Embodiments of the invention will now be described by way of example with reference to the drawings, in which:-Figure 1A is a schematic view of an in-ear monitor; Figure 1B is a schematic view of a second in-ear monitor forming a pair with the monitor of Figure 1A; Figure 2A is an inner part of an in-ear monitor; and Figure 2B is an outer part of an in-ear monitor.

With reference to Figures 1 A and 1 B, the monitor has a soft silicone inner part 2, which is shaped to fit a wearer's inner ear canal and the parts of the wearer's pinna near the ear canal. Figures 1A and 1B show a pear of monitors each being approximately a mirror image of the other. Typically, the parts 2 are formed from a soft material such as soft silicone and may be custom fitted to the wearer's ear shape. In this way, the parts fit comfortably and effectively seal the ear canal so that sound pressure waves are significantly attenuated, before reaching the wearer's ear drum and delicate parts behind the ear drum. Also, using a soft material allows the inner part 2 to flex as the wearer's soft tissue moves, particularly during jaw movements. This ensures that comfort is maintained and also that the air seal in the ear canal is not breached periodically e.g. during singing, speech or chewing.

Typically, the materials used for the inner part 2 cannot be decorated as the flexibility and material properties make it difficult to print on the outer surfaces, or to provide decoration which has good resistance to wear and damage in use.
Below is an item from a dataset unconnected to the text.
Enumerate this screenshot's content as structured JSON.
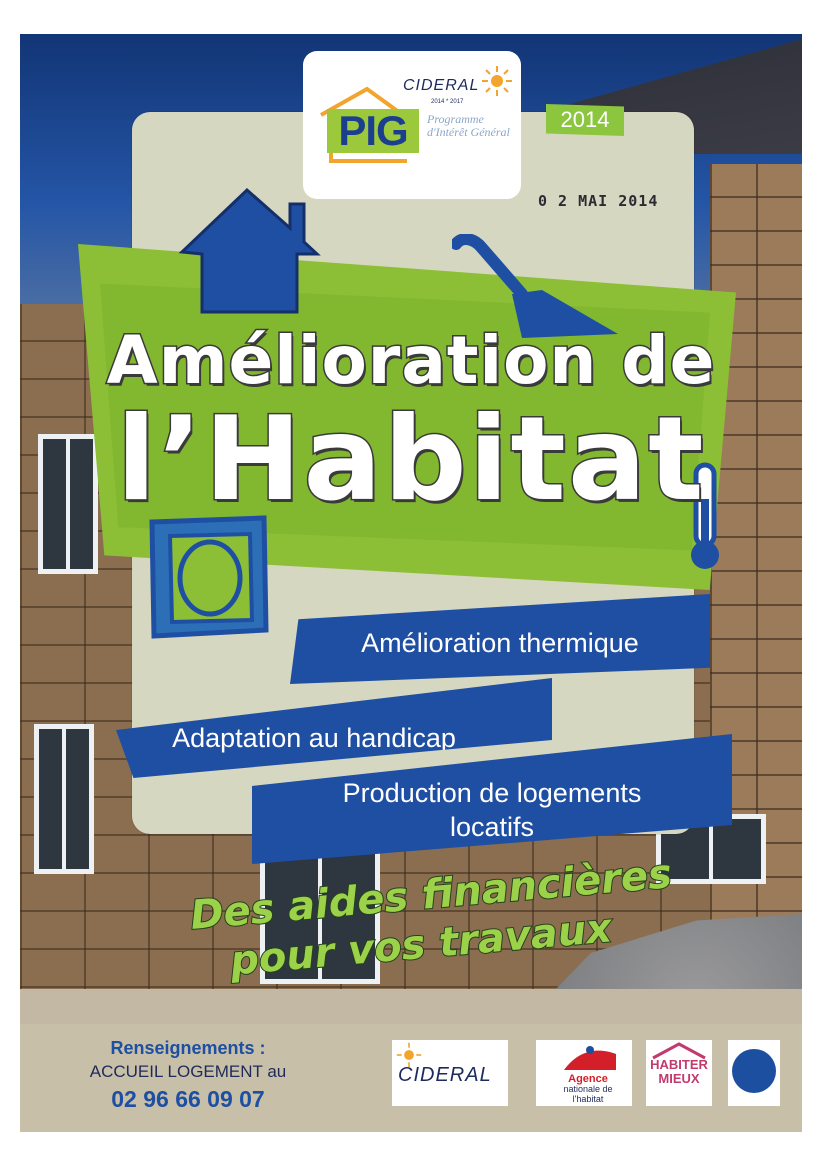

Accordingly, the in-ear monitor of the present application is produced using hybrid materials and includes an outer part 4, which is made from a hard, printable material. Also, the outer part 4, because it has a wider material choice, has a much wider choice of colouration for the base material than is possible with the soft silicone inner part 2.

Accordingly, the appearance of traditional hard in-ear monitors may be provided without compromising the wearability and performance of a soft in-ear monitor, thus overcoming the problems of the prior art.

With reference to Figures 2A and 2B, the two parts may readily be seen with an outer part 4' and an inner part 2', in this case provided with a cut-out through both parts for a filter. The filter may be provided to allow controlled passage of sound pressure waves through the monitor in the conventional way.

The inner and outer parts are typically bonded together using a primer developed by Loctite (Henkel) for hard to bond and porous substrates. The primer prepares the substrate and material that are to be bonded. The adhesive is a semi-flexible cyanoacrylate which forms a very strong bond between the material faceplate and the substrate. The semi-flexible nature of the cyanoacrylate compensates for movement of the soft substrate without affecting the bond.

The primer is applied to both the material that is to be bonded and the substrate. The Cyanoacrylate is typically only applied to the substrate. The process should be done quickly, and suitable pressure applied for 5-10 seconds to ensure an even spread of the cyanoacrylate and a secure bond is achieved.

The substrate and/or outer part may be formed using an additive manufacturing technique such as 3D printing. This allows an efficient customisation process to ensure a good fit for the wearer, and also allows parts to be made that could not be made by conventional moulding techniques.